A woman and man walking down a deserted street in Morocco. The man is holding a book.

Book Tracker: Don Quixote in The Old Guard

I have many favorite scenes and character moments throughout The Old Guard, and one of them happens at the beginning.

Booker finds Andy on her way to the hotel in Morocco, and as they greet each other, she gives him a first edition Don Quixote by Miguel de Cervantes. One immediately assumes Booker (hence, the nickname) enjoys literature, but there’s so much more meaning behind this particular moment.

Oftentimes, writers put specific books in scenes because this helps inform the character’s state of mind or reflects what’s happening in the story. That’s exactly what’s happening here with Andy and Booker.

The Netflix Film Club summarized this connection best in the “Small Details You Missed in The Old Guard” video released earlier this summer.

At first, this seems like a cute moment between friends, but it’s more than just a throwaway scene. As viewers soon learn, Don Quixote has a number of thematic parallels with The Old Guard, particularly as it relates to Andy’s emotional journey through the movie.
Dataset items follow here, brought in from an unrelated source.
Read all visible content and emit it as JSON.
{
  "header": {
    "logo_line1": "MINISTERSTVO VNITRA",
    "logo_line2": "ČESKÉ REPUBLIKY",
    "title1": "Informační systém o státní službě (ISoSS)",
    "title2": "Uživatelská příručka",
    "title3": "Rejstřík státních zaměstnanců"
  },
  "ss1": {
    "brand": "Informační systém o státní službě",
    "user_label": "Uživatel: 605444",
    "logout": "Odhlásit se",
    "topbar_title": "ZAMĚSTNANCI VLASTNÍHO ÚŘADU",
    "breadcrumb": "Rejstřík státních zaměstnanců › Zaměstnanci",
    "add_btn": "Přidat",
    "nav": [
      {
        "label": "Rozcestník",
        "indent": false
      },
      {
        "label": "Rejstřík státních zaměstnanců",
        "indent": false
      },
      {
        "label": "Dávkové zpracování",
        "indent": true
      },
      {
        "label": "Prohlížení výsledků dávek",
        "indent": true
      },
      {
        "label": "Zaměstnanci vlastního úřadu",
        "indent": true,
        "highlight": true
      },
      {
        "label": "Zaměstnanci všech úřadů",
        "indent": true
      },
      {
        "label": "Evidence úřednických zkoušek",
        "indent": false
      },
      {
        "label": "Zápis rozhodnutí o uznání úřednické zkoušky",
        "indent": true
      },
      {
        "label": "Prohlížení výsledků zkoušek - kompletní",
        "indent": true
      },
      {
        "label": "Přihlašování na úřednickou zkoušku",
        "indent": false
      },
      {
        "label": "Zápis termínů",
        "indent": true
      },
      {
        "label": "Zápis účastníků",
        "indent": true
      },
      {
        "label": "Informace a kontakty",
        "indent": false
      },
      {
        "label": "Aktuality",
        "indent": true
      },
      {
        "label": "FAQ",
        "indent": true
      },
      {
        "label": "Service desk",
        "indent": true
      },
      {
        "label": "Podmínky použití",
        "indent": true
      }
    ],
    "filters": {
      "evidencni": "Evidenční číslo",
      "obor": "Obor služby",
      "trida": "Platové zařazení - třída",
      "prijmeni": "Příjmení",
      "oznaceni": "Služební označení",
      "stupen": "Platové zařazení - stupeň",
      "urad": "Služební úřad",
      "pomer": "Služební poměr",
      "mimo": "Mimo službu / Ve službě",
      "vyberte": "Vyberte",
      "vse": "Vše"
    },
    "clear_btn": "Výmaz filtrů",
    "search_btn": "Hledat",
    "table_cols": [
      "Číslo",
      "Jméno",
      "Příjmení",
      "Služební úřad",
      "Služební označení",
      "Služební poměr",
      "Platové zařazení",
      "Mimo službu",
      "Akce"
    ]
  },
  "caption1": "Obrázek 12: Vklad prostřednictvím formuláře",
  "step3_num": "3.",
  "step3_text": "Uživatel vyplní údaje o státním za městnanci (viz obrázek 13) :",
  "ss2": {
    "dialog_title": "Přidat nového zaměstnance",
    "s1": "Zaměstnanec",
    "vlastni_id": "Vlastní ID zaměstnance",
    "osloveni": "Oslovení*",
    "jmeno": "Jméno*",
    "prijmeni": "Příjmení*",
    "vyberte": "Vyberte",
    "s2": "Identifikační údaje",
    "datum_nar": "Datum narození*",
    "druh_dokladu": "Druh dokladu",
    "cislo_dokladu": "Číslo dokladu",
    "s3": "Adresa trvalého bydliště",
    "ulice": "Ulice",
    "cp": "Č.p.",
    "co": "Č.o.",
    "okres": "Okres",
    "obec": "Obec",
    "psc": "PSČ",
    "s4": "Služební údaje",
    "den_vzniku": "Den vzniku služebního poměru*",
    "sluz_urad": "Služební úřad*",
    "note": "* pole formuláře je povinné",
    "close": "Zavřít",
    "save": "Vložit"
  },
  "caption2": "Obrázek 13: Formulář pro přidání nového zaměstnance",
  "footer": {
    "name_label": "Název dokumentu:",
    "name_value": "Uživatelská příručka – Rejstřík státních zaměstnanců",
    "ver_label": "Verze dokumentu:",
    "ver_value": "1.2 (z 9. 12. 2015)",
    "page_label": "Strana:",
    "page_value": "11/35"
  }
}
Don Quixote, which was first published in 1605, tells the story of a delusional noble who thinks that he’s a wandering knight and that regular situations are actually part of an epic, heroic quest. With his “squire” Sancho Panza at his side, Quixote embarks on a series of misadventures – mostly famous, of course, attacking a bunch of windmills that he mistakes for giants. It all adds up to the tale of a man who fights to try and make the world a better place, but whose efforts end up being nothing more than a waste of time.

Similarly, at the beginning of The Old Guard, Andy decides that her centuries-long crusade against evil has been futile, and that she hasn’t accomplished a thing. Throw in some similarities between Sancho and Booker – both characters are sidekicks who aren’t quite what they seem – and the Don Quixote moment suddenly make a lot more sense. It isn’t just a quick piece of character building. It’s a roadmap to The Old Guard‘s most important emotional arc.

Don Quixote is such a fascinating choice for this scene because he sees the world differently and he believes he can make a difference by adhering to a chivalric code. It’s almost endearing, even when his good intentions tend to come across as harmful acts to the people he meets.

Regardless, from his point of view, he believes he’s doing good and that he’s committing these acts with noble intentions. Andy operates in a similar way, and she’s been doing this for thousands of years. Don Quixote eventually abandons his chivalric ambition, just like Andy. With the harsh reality of the world chipping away at her convictions, she starts to feel like her actions with her team aren’t making the world better, and as a result, she loses purpose. 

And as for Booker, we know he’s a good person, but like Sancho Panza, he also has his faults. Sancho is also the only character who operates both in and outside of Don Quixote’s world, and similarly, Booker understands Andy’s misery when she’s in the game (participating in team missions and feeling like their actions don’t have an impact) and when she’s outside of it (her personal grief over losing Quynh). Their mutual pain is what drives him to make terrible decisions that endanger the people closest to him.

What did you think of the Don Quixote mention in the movie? What other similarities do you see between Don Quixote and The Old Guard?